A Sevignano è nato così il “Simposio del Beghel”, manifestazione giunta quest’anno alla terza edizione. Dal 15 al 17 giugno le vie del paese vestite a festa hanno ospitato una ventina di artisti anche da fuori regione – “tutti quelli che riusciamo a farci stare…”, scherza Gottardi – che hanno scolpito, pitturato e forgiato opere raffiguranti l’elegante rapace notturno.
Le loro creazioni sono andate ad arricchire quella che, in tre anni, è diventata una vera e propria mostra a cielo aperto. “In tanti simposi le opere finiscono negli scantinati qui a Sevignano, invece, diventano installazioni fisse in un percorso che può essere sempre visitato. Siamo arrivati a una quarantina e di posto ce n’è ancora, perché gli abitanti si sono già offerti di ospitarle sulle loro abitazioni”, prosegue Gottardi che sottolinea come praticamente tutti i residenti siano iscritti alla Confraternita. “I tesserati sono oltre sessanta, e se togliamo i più anziani e i bambini, comprendiamo subito come la gente si identifichi in questa piccola ma attiva realtà”.

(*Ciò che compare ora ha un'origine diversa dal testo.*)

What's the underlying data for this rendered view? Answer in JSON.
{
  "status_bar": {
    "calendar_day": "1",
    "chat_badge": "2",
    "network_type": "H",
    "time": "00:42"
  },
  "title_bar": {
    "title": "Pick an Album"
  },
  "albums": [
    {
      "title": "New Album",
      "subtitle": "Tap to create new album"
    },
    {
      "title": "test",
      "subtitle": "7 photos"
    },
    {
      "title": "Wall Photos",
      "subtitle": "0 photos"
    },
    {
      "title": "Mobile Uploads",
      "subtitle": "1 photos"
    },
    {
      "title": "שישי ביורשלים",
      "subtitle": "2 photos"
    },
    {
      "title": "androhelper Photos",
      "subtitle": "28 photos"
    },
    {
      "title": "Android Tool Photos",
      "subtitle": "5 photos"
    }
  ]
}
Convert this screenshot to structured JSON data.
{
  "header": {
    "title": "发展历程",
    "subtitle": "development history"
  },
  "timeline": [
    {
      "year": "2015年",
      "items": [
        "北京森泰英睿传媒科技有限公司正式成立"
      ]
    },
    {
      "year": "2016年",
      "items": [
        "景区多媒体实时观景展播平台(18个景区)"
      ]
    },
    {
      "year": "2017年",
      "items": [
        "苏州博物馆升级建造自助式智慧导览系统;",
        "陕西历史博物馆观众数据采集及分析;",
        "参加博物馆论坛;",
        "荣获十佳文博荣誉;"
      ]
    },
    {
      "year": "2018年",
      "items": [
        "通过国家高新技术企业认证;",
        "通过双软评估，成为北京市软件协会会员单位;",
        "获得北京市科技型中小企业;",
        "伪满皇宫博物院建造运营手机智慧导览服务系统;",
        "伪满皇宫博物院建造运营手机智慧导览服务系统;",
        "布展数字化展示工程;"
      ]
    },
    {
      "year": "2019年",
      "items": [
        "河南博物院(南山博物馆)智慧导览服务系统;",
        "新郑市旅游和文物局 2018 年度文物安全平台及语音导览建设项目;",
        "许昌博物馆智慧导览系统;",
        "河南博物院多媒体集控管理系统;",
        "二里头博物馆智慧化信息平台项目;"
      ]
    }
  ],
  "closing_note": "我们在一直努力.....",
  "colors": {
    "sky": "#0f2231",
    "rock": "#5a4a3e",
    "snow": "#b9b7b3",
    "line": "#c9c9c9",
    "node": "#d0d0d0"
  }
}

Orgoglio misto a inventiva, ricetta che può fare la differenza tra la vita e la morte di una piccola frazione valligiana. “Le persone avevano già gufi sulle porte e sulle finestre delle loro case, ma adesso ce ne sono ancora di più”, osserva Gottardi. “Intanto una coppia si è trasferita in paese, un’altra persona è venuta da fuori, uno degli artisti sta cercando casa qui da noi”, conclude il presidente della Confraternita. “Una volta ai propri figli si lasciava un appartamento, oggi forse è meglio lasciare un’opportunità”.
Lo sta diventando il “Paese dei gufi”, dove da qualche anno c’è una ragione in più per fermarsi, oltre allo scattare semplicemente qualche fotografia. E se incontrate qualcuno lungo la strada salutatelo pure chiamandolo “bèghel”. Non si offenderà, anzi.